Le père de l’enfant est catholique ; sa mère, protestante. Ils vivaient ainsi sous un mariage mixte. Mariés dans la foi protestante, ils faisaient suivre à leurs enfants une école évangélique. Cependant, le père fut un jour pris de remords ; il voulut racheter ses fautes et envoya ses enfants à l’église catholique de Durwangen. Ce revirement excita la haine des protestants qui firent tous leurs efforts pour amener la ruine complète des meuniers. Ils leur demandèrent intérêt et capital de l’argent qu’ils leur avaient prêté ; ils ne vinrent plus à leur secours dans le besoin ; ils ne firent plus moudre leur blé chez eux, pour les réduire rapidement à la mendicité. Et pour compléter leur malheur, la voisine Herz ensorcela leur enfant. L’enfant, en effet, a une fois déclaré dans une extase démoniaque qu’il avait été possédé après avoir mangé des « Hutzeln[1] » — une cinquantaine environ — que cette femme lui avait envoyés le mardi-gras. Ce pauvre enfant avait fréquemment de pareilles extases. Un jour, dans une d’elles, le diable disait qu’il habitait autrefois une idole dans une île ; il prédisait de grands malheurs à cette Herz dont les malédictions l’avaient fait entrer dans le corps d’un enfant qu’il serait bientôt obligé de quitter. Une autre fois, il disait : « Il vient maintenant une lettre de l’évêque ; il sera chassé ». Notre propre lettre, il l’avait annoncée aussi quelques jours avant.

Le père de l’enfant, qui était venu nous voir plusieurs fois, mit ordre à sa situation. Il se fit marier une nouvelle fois d’après le rituel catholique, et ses enfants furent baptisés à nouveau. Toutefois le possédé, tant qu’il fut dans son triste état, ne put être baptisé : il était pris d’une telle rage et d’une si horrible fureur, que six hommes vigoureux ne pouvaient le maîtriser.

Si grand que fut en apparence le malheur des parents, la grâce divine fut encore plus grande. Le père devint de nouveau un fervent catholique ; les enfants étaient gagnés pour notre Église, et la mère elle-même, vivant dans la religion protestante, ne tarda pas à rentrer dans le giron de l’Église catholique. Qui n’admirera la sagesse de Dieu qui d’un tel mal a su tirer un si grand bien !

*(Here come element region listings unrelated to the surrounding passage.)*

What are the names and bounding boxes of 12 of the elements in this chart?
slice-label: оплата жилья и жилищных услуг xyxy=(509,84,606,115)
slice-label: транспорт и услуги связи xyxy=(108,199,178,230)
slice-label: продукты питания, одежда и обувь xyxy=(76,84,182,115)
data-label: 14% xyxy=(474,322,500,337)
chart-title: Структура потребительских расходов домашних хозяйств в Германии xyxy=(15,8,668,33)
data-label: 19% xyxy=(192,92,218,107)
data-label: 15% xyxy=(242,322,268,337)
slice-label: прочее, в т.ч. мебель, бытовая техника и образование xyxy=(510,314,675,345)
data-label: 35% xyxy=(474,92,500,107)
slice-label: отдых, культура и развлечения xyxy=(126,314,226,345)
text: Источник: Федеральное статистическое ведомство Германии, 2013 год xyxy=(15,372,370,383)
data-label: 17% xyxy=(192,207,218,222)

(D) Phénomènes consécutifs à la possession

L’enfant se montrait maintenant très gai et très joyeux. Pendant la possession, il tenait constamment la bouche et les yeux clos ; on ne pouvait lui tirer aucune parole. Depuis, il est devenu très parleur. Ses yeux d’enfant brillent si clairs et si innocents que c’est plaisir de s’y mirer. Durant la possession, il baissait sans cesse les yeux maladivement vers sa poitrine et avait des secousses non naturelles dans le corps. Après il revint à l’état normal. Pendant les cinq séances d’exorcisme, l’enfant tomba chaque fois dans une extase démoniaque « in einer daemonischen ekstase » ; après chacune d’elles, il semblait à moitié mort, entièrement raide et comme sans vie « ganz starr und wie leblos ». Après la dernière exorcisation, le diable expulsé, l’enfant fut très tranquille et on ne remarqua chez lui aucun phénomène insolite. Au temps de la possession, il ne pouvait souffrir près de lui aucun objet sacré : après la guérison, il prenait de ses propres mains la sainte Croix

  1. On désigne sous ce nom un mélange de fruits (pommes, poires et prunes) cuits et coupés en quartiers.